MOSCOW – Russia’s unemployment rate dropped to a record low in May but industrial output fell and consumer demand, measured by retail sales, waned after a decline in real wages amid high inflation, data from Rosstat statistics service showed on Wednesday.
Russia’s economy is plunging into recession and inflation is still hovering near a 10-year high after Russia sent tens of thousands of troops into Ukraine on Feb. 24, triggering unprecedented Western sanctions.
The evidence of economic contraction was underpinned by Rosstat data showing that Russia’s industrial output fell 1.7% in May compared with a year ago.

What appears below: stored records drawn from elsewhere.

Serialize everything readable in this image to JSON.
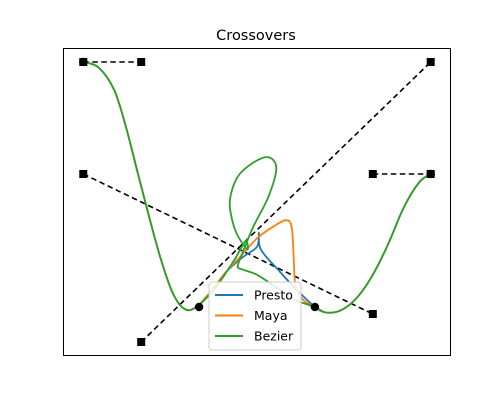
{
  "chart_data": {
    "type": "line",
    "title": "Crossovers",
    "xlabel": "",
    "ylabel": "",
    "xlim": [
      0,
      10
    ],
    "ylim": [
      -1,
      10
    ],
    "grid": false,
    "ticks": false,
    "legend_position": "bottom-center",
    "control_polylines": [
      {
        "name": "tangent-1",
        "points": [
          [
            0.5,
            9.5
          ],
          [
            2.0,
            9.5
          ]
        ]
      },
      {
        "name": "tangent-2",
        "points": [
          [
            0.5,
            5.5
          ],
          [
            8.0,
            0.5
          ]
        ]
      },
      {
        "name": "tangent-3",
        "points": [
          [
            2.0,
            -0.5
          ],
          [
            9.5,
            9.5
          ]
        ]
      },
      {
        "name": "tangent-4",
        "points": [
          [
            8.0,
            5.5
          ],
          [
            9.5,
            5.5
          ]
        ]
      }
    ],
    "knots": [
      [
        0.5,
        9.5
      ],
      [
        3.5,
        0.75
      ],
      [
        6.5,
        0.75
      ],
      [
        9.5,
        5.5
      ]
    ],
    "series": [
      {
        "name": "Presto",
        "color": "#1f77b4",
        "points": [
          [
            0.5,
            9.5
          ],
          [
            0.9,
            9.3
          ],
          [
            1.3,
            8.5
          ],
          [
            1.6,
            7.2
          ],
          [
            1.9,
            5.6
          ],
          [
            2.2,
            4.0
          ],
          [
            2.5,
            2.5
          ],
          [
            2.8,
            1.3
          ],
          [
            3.1,
            0.7
          ],
          [
            3.4,
            0.72
          ],
          [
            3.8,
            1.3
          ],
          [
            4.2,
            2.0
          ],
          [
            4.6,
            2.5
          ],
          [
            5.0,
            2.9
          ],
          [
            5.05,
            3.4
          ],
          [
            5.1,
            2.8
          ],
          [
            5.6,
            2.0
          ],
          [
            6.0,
            1.4
          ],
          [
            6.5,
            0.75
          ],
          [
            6.8,
            0.55
          ],
          [
            7.2,
            0.65
          ],
          [
            7.6,
            1.1
          ],
          [
            8.0,
            1.9
          ],
          [
            8.4,
            3.0
          ],
          [
            8.8,
            4.3
          ],
          [
            9.2,
            5.2
          ],
          [
            9.5,
            5.5
          ]
        ]
      },
      {
        "name": "Maya",
        "color": "#ff7f0e",
        "points": [
          [
            0.5,
            9.5
          ],
          [
            0.9,
            9.3
          ],
          [
            1.3,
            8.5
          ],
          [
            1.6,
            7.2
          ],
          [
            1.9,
            5.6
          ],
          [
            2.2,
            4.0
          ],
          [
            2.5,
            2.5
          ],
          [
            2.8,
            1.3
          ],
          [
            3.1,
            0.7
          ],
          [
            3.4,
            0.72
          ],
          [
            3.8,
            1.3
          ],
          [
            4.2,
            2.0
          ],
          [
            4.6,
            2.6
          ],
          [
            5.0,
            3.2
          ],
          [
            5.4,
            3.6
          ],
          [
            5.75,
            3.85
          ],
          [
            5.9,
            3.6
          ],
          [
            5.95,
            2.5
          ],
          [
            6.0,
            1.5
          ],
          [
            6.2,
            1.0
          ],
          [
            6.5,
            0.75
          ],
          [
            6.8,
            0.55
          ],
          [
            7.2,
            0.65
          ],
          [
            7.6,
            1.1
          ],
          [
            8.0,
            1.9
          ],
          [
            8.4,
            3.0
          ],
          [
            8.8,
            4.3
          ],
          [
            9.2,
            5.2
          ],
          [
            9.5,
            5.5
          ]
        ]
      },
      {
        "name": "Bezier",
        "color": "#2ca02c",
        "points": [
          [
            0.5,
            9.5
          ],
          [
            0.9,
            9.3
          ],
          [
            1.3,
            8.5
          ],
          [
            1.6,
            7.2
          ],
          [
            1.9,
            5.6
          ],
          [
            2.2,
            4.0
          ],
          [
            2.5,
            2.5
          ],
          [
            2.8,
            1.3
          ],
          [
            3.1,
            0.7
          ],
          [
            3.4,
            0.72
          ],
          [
            3.9,
            1.4
          ],
          [
            4.4,
            2.4
          ],
          [
            4.7,
            3.1
          ],
          [
            4.75,
            2.8
          ],
          [
            4.5,
            3.3
          ],
          [
            4.35,
            3.9
          ],
          [
            4.3,
            4.6
          ],
          [
            4.5,
            5.4
          ],
          [
            4.9,
            5.9
          ],
          [
            5.3,
            6.1
          ],
          [
            5.5,
            5.7
          ],
          [
            5.3,
            4.7
          ],
          [
            4.9,
            3.6
          ],
          [
            4.6,
            2.6
          ],
          [
            4.5,
            2.2
          ],
          [
            4.6,
            2.1
          ],
          [
            5.0,
            1.9
          ],
          [
            5.5,
            1.45
          ],
          [
            6.0,
            1.0
          ],
          [
            6.5,
            0.75
          ],
          [
            6.8,
            0.55
          ],
          [
            7.2,
            0.65
          ],
          [
            7.6,
            1.1
          ],
          [
            8.0,
            1.9
          ],
          [
            8.4,
            3.0
          ],
          [
            8.8,
            4.3
          ],
          [
            9.2,
            5.2
          ],
          [
            9.5,
            5.5
          ]
        ]
      }
    ]
  }
}
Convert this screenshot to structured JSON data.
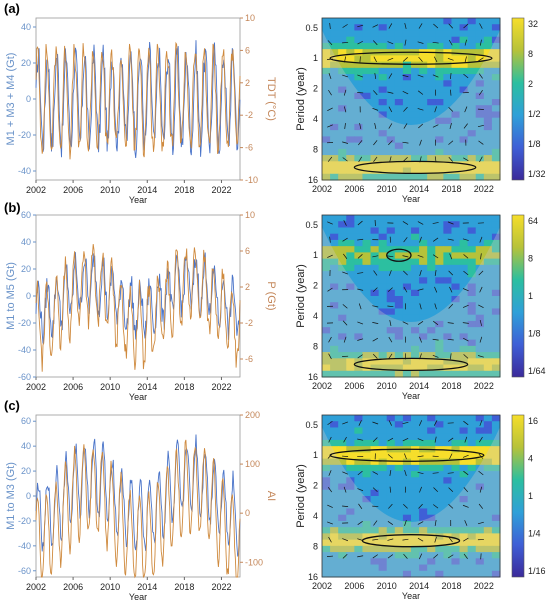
{
  "colors": {
    "series_mass": "#4a74c9",
    "series_driver": "#cf8a3e",
    "axis_left": "#6a93c9",
    "axis_right": "#c4875a",
    "cone": "#c8c8c8",
    "contour": "#111111"
  },
  "chart_data": [
    {
      "panel": "(a)",
      "type": "line",
      "xlabel": "Year",
      "ylabel_left": "M1 + M3 + M4 (Gt)",
      "ylabel_right": "TDT (°C)",
      "xlim": [
        2002,
        2024
      ],
      "ylim_left": [
        -45,
        45
      ],
      "ylim_right": [
        -10,
        10
      ],
      "xticks": [
        "2002",
        "2006",
        "2010",
        "2014",
        "2018",
        "2022"
      ],
      "yticks_left": [
        "40",
        "20",
        "0",
        "-20",
        "-40"
      ],
      "yticks_right": [
        "10",
        "6",
        "2",
        "-2",
        "-6",
        "-10"
      ],
      "series": [
        {
          "axis": "left",
          "amplitude": 25,
          "trend": 0,
          "noise": 8
        },
        {
          "axis": "right",
          "amplitude": 6,
          "trend": 0,
          "noise": 1.5
        }
      ]
    },
    {
      "panel": "(a)",
      "type": "heatmap",
      "xlabel": "Year",
      "ylabel": "Period (year)",
      "xticks": [
        "2002",
        "2006",
        "2010",
        "2014",
        "2018",
        "2022"
      ],
      "yticks": [
        "0.5",
        "1",
        "2",
        "4",
        "8",
        "16"
      ],
      "colorbar": [
        "32",
        "8",
        "2",
        "1/2",
        "1/8",
        "1/32"
      ],
      "power_bands": [
        {
          "period": 1,
          "strength": 0.85
        },
        {
          "period": 12,
          "strength": 0.95
        }
      ],
      "contours": [
        {
          "period_center": 1,
          "x_range": [
            2003,
            2023
          ]
        },
        {
          "period_center": 12,
          "x_range": [
            2006,
            2021
          ]
        }
      ]
    },
    {
      "panel": "(b)",
      "type": "line",
      "xlabel": "Year",
      "ylabel_left": "M1 to M5 (Gt)",
      "ylabel_right": "P (Gt)",
      "xlim": [
        2002,
        2024
      ],
      "ylim_left": [
        -60,
        60
      ],
      "ylim_right": [
        -8,
        10
      ],
      "xticks": [
        "2002",
        "2006",
        "2010",
        "2014",
        "2018",
        "2022"
      ],
      "yticks_left": [
        "60",
        "40",
        "20",
        "0",
        "-20",
        "-40",
        "-60"
      ],
      "yticks_right": [
        "10",
        "6",
        "2",
        "-2",
        "-6"
      ],
      "series": [
        {
          "axis": "left",
          "amplitude": 18,
          "trend": 1,
          "noise": 9
        },
        {
          "axis": "right",
          "amplitude": 4,
          "trend": 1,
          "noise": 1.2
        }
      ]
    },
    {
      "panel": "(b)",
      "type": "heatmap",
      "xlabel": "Year",
      "ylabel": "Period (year)",
      "xticks": [
        "2002",
        "2006",
        "2010",
        "2014",
        "2018",
        "2022"
      ],
      "yticks": [
        "0.5",
        "1",
        "2",
        "4",
        "8",
        "16"
      ],
      "colorbar": [
        "64",
        "8",
        "1",
        "1/8",
        "1/64"
      ],
      "power_bands": [
        {
          "period": 1,
          "strength": 0.55
        },
        {
          "period": 12,
          "strength": 0.8
        }
      ],
      "contours": [
        {
          "period_center": 1,
          "x_range": [
            2010,
            2013
          ]
        },
        {
          "period_center": 12,
          "x_range": [
            2006,
            2020
          ]
        }
      ]
    },
    {
      "panel": "(c)",
      "type": "line",
      "xlabel": "Year",
      "ylabel_left": "M1 to M3 (Gt)",
      "ylabel_right": "AI",
      "xlim": [
        2002,
        2024
      ],
      "ylim_left": [
        -65,
        65
      ],
      "ylim_right": [
        -130,
        200
      ],
      "xticks": [
        "2002",
        "2006",
        "2010",
        "2014",
        "2018",
        "2022"
      ],
      "yticks_left": [
        "60",
        "40",
        "20",
        "0",
        "-20",
        "-40",
        "-60"
      ],
      "yticks_right": [
        "200",
        "100",
        "0",
        "-100"
      ],
      "series": [
        {
          "axis": "left",
          "amplitude": 28,
          "trend": 1,
          "noise": 7
        },
        {
          "axis": "right",
          "amplitude": 90,
          "trend": 1,
          "noise": 15
        }
      ]
    },
    {
      "panel": "(c)",
      "type": "heatmap",
      "xlabel": "Year",
      "ylabel": "Period (year)",
      "xticks": [
        "2002",
        "2006",
        "2010",
        "2014",
        "2018",
        "2022"
      ],
      "yticks": [
        "0.5",
        "1",
        "2",
        "4",
        "8",
        "16"
      ],
      "colorbar": [
        "16",
        "4",
        "1",
        "1/4",
        "1/16"
      ],
      "power_bands": [
        {
          "period": 1,
          "strength": 1.0
        },
        {
          "period": 7,
          "strength": 0.9
        }
      ],
      "contours": [
        {
          "period_center": 1,
          "x_range": [
            2003,
            2022
          ]
        },
        {
          "period_center": 7,
          "x_range": [
            2007,
            2019
          ]
        }
      ]
    }
  ]
}
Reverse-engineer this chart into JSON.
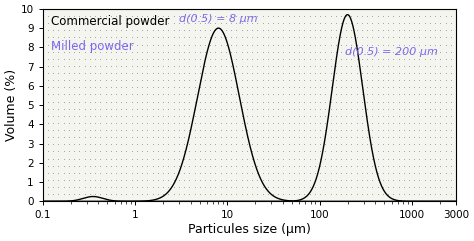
{
  "xlabel": "Particules size (μm)",
  "ylabel": "Volume (%)",
  "xlim": [
    0.1,
    3000
  ],
  "ylim": [
    0,
    10
  ],
  "yticks": [
    0,
    1,
    2,
    3,
    4,
    5,
    6,
    7,
    8,
    9,
    10
  ],
  "curve1_peak": 8,
  "curve1_sigma": 0.52,
  "curve1_height": 9.0,
  "curve1_small_peak": 0.35,
  "curve1_small_sigma": 0.25,
  "curve1_small_height": 0.25,
  "curve2_peak": 200,
  "curve2_sigma": 0.38,
  "curve2_height": 9.7,
  "curve_color": "#000000",
  "bg_color": "#f5f5f0",
  "dot_color": "#999999",
  "dot_nx": 80,
  "dot_ny": 28,
  "dot_size": 0.5,
  "label_commercial": "Commercial powder",
  "label_milled": "Milled powder",
  "label_milled_color": "#7b68ee",
  "annotation1": "d(0.5) = 8 μm",
  "annotation2": "d(0.5) = 200 μm",
  "annotation_color": "#7b68ee",
  "ann1_x": 8,
  "ann1_y": 9.2,
  "ann2_x": 600,
  "ann2_y": 7.5
}
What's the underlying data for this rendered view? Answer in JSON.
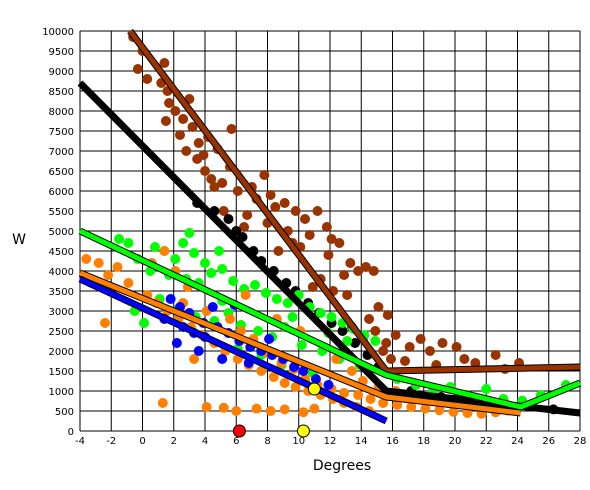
{
  "chart_data": {
    "type": "scatter",
    "xlabel": "Degrees",
    "ylabel": "W",
    "xlim": [
      -4,
      28
    ],
    "ylim": [
      0,
      10000
    ],
    "x_ticks": [
      "-4",
      "-2",
      "0",
      "2",
      "4",
      "6",
      "8",
      "10",
      "12",
      "14",
      "16",
      "18",
      "20",
      "22",
      "24",
      "26",
      "28"
    ],
    "y_ticks": [
      "0",
      "500",
      "1000",
      "1500",
      "2000",
      "2500",
      "3000",
      "3500",
      "4000",
      "4500",
      "5000",
      "5500",
      "6000",
      "6500",
      "7000",
      "7500",
      "8000",
      "8500",
      "9000",
      "9500",
      "10000"
    ],
    "grid": true,
    "legend": "none",
    "series": [
      {
        "color": "#993300",
        "points": [
          [
            -0.6,
            9850
          ],
          [
            0,
            9500
          ],
          [
            1.4,
            9200
          ],
          [
            -0.3,
            9050
          ],
          [
            0.3,
            8800
          ],
          [
            1.2,
            8700
          ],
          [
            1.6,
            8500
          ],
          [
            1.7,
            8200
          ],
          [
            2.1,
            8000
          ],
          [
            2.6,
            7800
          ],
          [
            3.2,
            7600
          ],
          [
            3.0,
            8300
          ],
          [
            1.5,
            7750
          ],
          [
            2.4,
            7400
          ],
          [
            3.6,
            7200
          ],
          [
            4.2,
            7350
          ],
          [
            5.7,
            7550
          ],
          [
            2.8,
            7000
          ],
          [
            3.5,
            6800
          ],
          [
            4.0,
            6500
          ],
          [
            4.4,
            6300
          ],
          [
            4.6,
            6100
          ],
          [
            5.1,
            6200
          ],
          [
            5.6,
            6600
          ],
          [
            6.1,
            6000
          ],
          [
            7.0,
            6100
          ],
          [
            7.8,
            6400
          ],
          [
            8.2,
            5900
          ],
          [
            8.5,
            5600
          ],
          [
            9.1,
            5700
          ],
          [
            9.8,
            5500
          ],
          [
            10.4,
            5300
          ],
          [
            11.2,
            5500
          ],
          [
            11.8,
            5100
          ],
          [
            10.7,
            4900
          ],
          [
            12.1,
            4800
          ],
          [
            9.6,
            4700
          ],
          [
            8.7,
            4500
          ],
          [
            11.9,
            4400
          ],
          [
            12.6,
            4700
          ],
          [
            13.3,
            4200
          ],
          [
            13.8,
            4000
          ],
          [
            14.3,
            4100
          ],
          [
            12.9,
            3900
          ],
          [
            11.4,
            3800
          ],
          [
            10.9,
            3600
          ],
          [
            12.2,
            3500
          ],
          [
            13.1,
            3400
          ],
          [
            14.8,
            4000
          ],
          [
            15.1,
            3100
          ],
          [
            15.7,
            2900
          ],
          [
            14.5,
            2800
          ],
          [
            13.4,
            2600
          ],
          [
            14.9,
            2500
          ],
          [
            16.2,
            2400
          ],
          [
            15.6,
            2200
          ],
          [
            17.1,
            2100
          ],
          [
            17.8,
            2300
          ],
          [
            18.4,
            2000
          ],
          [
            19.2,
            2200
          ],
          [
            20.1,
            2100
          ],
          [
            20.6,
            1800
          ],
          [
            21.3,
            1700
          ],
          [
            22.6,
            1900
          ],
          [
            24.1,
            1700
          ],
          [
            23.2,
            1550
          ],
          [
            5.2,
            5500
          ],
          [
            6.7,
            5400
          ],
          [
            7.3,
            5800
          ],
          [
            6.5,
            5100
          ],
          [
            8.0,
            5200
          ],
          [
            9.3,
            5000
          ],
          [
            10.1,
            4600
          ],
          [
            15.4,
            2000
          ],
          [
            16.8,
            1750
          ],
          [
            18.8,
            1650
          ],
          [
            14.1,
            2300
          ],
          [
            15.9,
            1800
          ],
          [
            3.9,
            6900
          ],
          [
            4.8,
            7050
          ]
        ],
        "trend": [
          [
            -0.8,
            10000
          ],
          [
            15.6,
            1500
          ],
          [
            28,
            1600
          ]
        ]
      },
      {
        "color": "#000000",
        "points": [
          [
            3.5,
            5700
          ],
          [
            4.6,
            5500
          ],
          [
            5.5,
            5300
          ],
          [
            6.0,
            5000
          ],
          [
            6.4,
            4850
          ],
          [
            7.1,
            4500
          ],
          [
            7.6,
            4250
          ],
          [
            8.4,
            4000
          ],
          [
            9.2,
            3700
          ],
          [
            9.8,
            3500
          ],
          [
            10.6,
            3200
          ],
          [
            11.3,
            2950
          ],
          [
            12.1,
            2700
          ],
          [
            12.8,
            2500
          ],
          [
            13.6,
            2200
          ],
          [
            14.4,
            1900
          ],
          [
            15.1,
            1600
          ],
          [
            17.2,
            1000
          ],
          [
            19.1,
            850
          ],
          [
            21.2,
            700
          ],
          [
            23.1,
            620
          ],
          [
            26.3,
            540
          ]
        ],
        "trend": [
          [
            -4,
            8700
          ],
          [
            15.6,
            1000
          ],
          [
            28,
            450
          ]
        ]
      },
      {
        "color": "#00ff00",
        "points": [
          [
            -1.5,
            4800
          ],
          [
            -0.9,
            4700
          ],
          [
            -0.3,
            4300
          ],
          [
            0.8,
            4600
          ],
          [
            1.4,
            4500
          ],
          [
            2.1,
            4300
          ],
          [
            2.6,
            4700
          ],
          [
            3.3,
            4450
          ],
          [
            4.0,
            4200
          ],
          [
            0.5,
            4000
          ],
          [
            1.7,
            3900
          ],
          [
            2.8,
            3800
          ],
          [
            3.6,
            3700
          ],
          [
            4.4,
            3950
          ],
          [
            5.1,
            4050
          ],
          [
            5.8,
            3750
          ],
          [
            6.5,
            3550
          ],
          [
            7.2,
            3650
          ],
          [
            7.9,
            3450
          ],
          [
            8.6,
            3300
          ],
          [
            9.3,
            3200
          ],
          [
            10.0,
            3400
          ],
          [
            10.7,
            3100
          ],
          [
            11.4,
            2950
          ],
          [
            12.1,
            2850
          ],
          [
            12.8,
            2700
          ],
          [
            13.5,
            2550
          ],
          [
            14.2,
            2400
          ],
          [
            14.9,
            2250
          ],
          [
            1.1,
            3300
          ],
          [
            2.3,
            3050
          ],
          [
            3.4,
            2850
          ],
          [
            4.6,
            2750
          ],
          [
            5.5,
            2950
          ],
          [
            6.3,
            2650
          ],
          [
            7.4,
            2500
          ],
          [
            8.3,
            2350
          ],
          [
            9.1,
            2600
          ],
          [
            10.2,
            2150
          ],
          [
            11.5,
            2000
          ],
          [
            12.6,
            1800
          ],
          [
            13.9,
            1650
          ],
          [
            16.3,
            1300
          ],
          [
            17.5,
            1150
          ],
          [
            18.6,
            1000
          ],
          [
            19.7,
            1100
          ],
          [
            20.8,
            900
          ],
          [
            22.0,
            1050
          ],
          [
            23.1,
            800
          ],
          [
            24.3,
            760
          ],
          [
            25.5,
            900
          ],
          [
            27.1,
            1150
          ],
          [
            0.1,
            2700
          ],
          [
            -0.5,
            3000
          ],
          [
            6.1,
            2050
          ],
          [
            7.6,
            1900
          ],
          [
            8.9,
            1650
          ],
          [
            10.9,
            1450
          ],
          [
            5.1,
            3250
          ],
          [
            9.6,
            2850
          ],
          [
            11.9,
            2450
          ],
          [
            13.1,
            2250
          ],
          [
            4.9,
            4500
          ],
          [
            3.0,
            4950
          ]
        ],
        "trend": [
          [
            -4,
            5000
          ],
          [
            15.6,
            1400
          ],
          [
            24.2,
            600
          ],
          [
            28,
            1200
          ]
        ]
      },
      {
        "color": "#ff8000",
        "points": [
          [
            -3.6,
            4300
          ],
          [
            -2.8,
            4200
          ],
          [
            -2.2,
            3900
          ],
          [
            -1.6,
            4100
          ],
          [
            -0.9,
            3700
          ],
          [
            -2.4,
            2700
          ],
          [
            0.3,
            3400
          ],
          [
            0.9,
            3200
          ],
          [
            1.6,
            3000
          ],
          [
            2.3,
            2800
          ],
          [
            3.1,
            2600
          ],
          [
            3.8,
            2400
          ],
          [
            4.6,
            2200
          ],
          [
            5.3,
            2000
          ],
          [
            6.1,
            1800
          ],
          [
            6.8,
            1650
          ],
          [
            7.6,
            1500
          ],
          [
            8.4,
            1350
          ],
          [
            9.1,
            1200
          ],
          [
            9.8,
            1100
          ],
          [
            10.6,
            1000
          ],
          [
            11.4,
            900
          ],
          [
            12.2,
            800
          ],
          [
            12.9,
            700
          ],
          [
            13.7,
            600
          ],
          [
            14.5,
            500
          ],
          [
            1.4,
            4500
          ],
          [
            2.1,
            4000
          ],
          [
            0.6,
            4200
          ],
          [
            2.9,
            3600
          ],
          [
            2.6,
            3200
          ],
          [
            4.1,
            3000
          ],
          [
            5.6,
            2800
          ],
          [
            6.3,
            2500
          ],
          [
            7.1,
            2300
          ],
          [
            8.0,
            1950
          ],
          [
            8.9,
            1700
          ],
          [
            9.7,
            1550
          ],
          [
            10.4,
            1300
          ],
          [
            11.2,
            1150
          ],
          [
            12.1,
            1050
          ],
          [
            12.9,
            950
          ],
          [
            13.8,
            900
          ],
          [
            14.6,
            800
          ],
          [
            15.4,
            700
          ],
          [
            16.3,
            650
          ],
          [
            17.2,
            600
          ],
          [
            18.1,
            560
          ],
          [
            19.0,
            520
          ],
          [
            19.9,
            480
          ],
          [
            20.8,
            450
          ],
          [
            21.7,
            430
          ],
          [
            22.6,
            470
          ],
          [
            23.4,
            510
          ],
          [
            4.1,
            600
          ],
          [
            5.2,
            580
          ],
          [
            6.0,
            500
          ],
          [
            7.3,
            560
          ],
          [
            8.2,
            500
          ],
          [
            9.1,
            540
          ],
          [
            10.3,
            470
          ],
          [
            11.0,
            560
          ],
          [
            1.3,
            700
          ],
          [
            3.3,
            1800
          ],
          [
            6.6,
            3400
          ],
          [
            8.6,
            2800
          ],
          [
            10.1,
            2500
          ],
          [
            12.4,
            1800
          ],
          [
            13.4,
            1500
          ],
          [
            14.1,
            1250
          ],
          [
            15.1,
            1100
          ],
          [
            16.2,
            1000
          ]
        ],
        "trend": [
          [
            -4,
            3950
          ],
          [
            15.6,
            850
          ],
          [
            24.2,
            450
          ]
        ]
      },
      {
        "color": "#0000ff",
        "points": [
          [
            1.8,
            3300
          ],
          [
            2.4,
            3100
          ],
          [
            3.0,
            2950
          ],
          [
            1.4,
            2800
          ],
          [
            2.6,
            2600
          ],
          [
            3.3,
            2450
          ],
          [
            4.0,
            2350
          ],
          [
            4.8,
            2600
          ],
          [
            5.5,
            2450
          ],
          [
            6.2,
            2250
          ],
          [
            6.9,
            2100
          ],
          [
            7.6,
            2000
          ],
          [
            8.3,
            1900
          ],
          [
            9.0,
            1800
          ],
          [
            9.7,
            1600
          ],
          [
            10.3,
            1500
          ],
          [
            11.1,
            1300
          ],
          [
            11.9,
            1150
          ],
          [
            2.2,
            2200
          ],
          [
            3.6,
            2000
          ],
          [
            5.1,
            1800
          ],
          [
            6.8,
            1700
          ],
          [
            8.1,
            2300
          ],
          [
            5.9,
            3150
          ],
          [
            4.5,
            3100
          ],
          [
            3.9,
            2700
          ]
        ],
        "trend": [
          [
            -4,
            3800
          ],
          [
            15.6,
            250
          ]
        ]
      }
    ],
    "markers": [
      {
        "color": "#ff0000",
        "x": 6.2,
        "y": 0
      },
      {
        "color": "#ffff00",
        "x": 10.3,
        "y": 0
      },
      {
        "color": "#ffff00",
        "x": 11.0,
        "y": 1050
      }
    ]
  }
}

Some sectors recorded a massive downturn, including car production which shrank 96.7% in annual terms.
But the number of people unemployed in Russia slid 1 percentage point to 3.9% of the workforce in May, its lowest since the statistics service started publishing the figure in 1992, according to the Eikon database.
This came as a surprise as experts predicted an increase in unemployment, especially given that scores of Western companies have decided to leave Russia and some have cut their staff.
Analysts polled by Reuters had on average forecast unemployment of 4.5% in May.
Despite the robust employment figure, demand in the economy was weak, Economy Minister Maxim Reshetnikov said on Wednesday.
Retail sales, the gauge of consumer demand, which is Russia’s main economic growth driver, fell 10.1% in May after a 9.8% drop in April. Analysts had forecast a fall of 5.5% compared with the year-ago period in the Reuters poll.
The decline in demand comes after real wages, which are adjusted for inflation, fell 7.2% year-on-year in April, Rosstat data showed on Wednesday.
Russia’s economy will shrink 15% this year and 3% in 2023 as the hit from Western sanctions, an exodus of companies, a Russian “brain drain” and collapse in exports wipe out 15 years of economic gains, a global banking industry lobby group said in June.
The latest Russian official forecasts are less pessimistic. The economy ministry expects gross domestic product (GDP) to contract by 7.8% in 2022. Previously, it had said the economy was on track to contract by more than 12%, in what would be the biggest GDP drop since the mid-1990s, after the fall of the Soviet Union.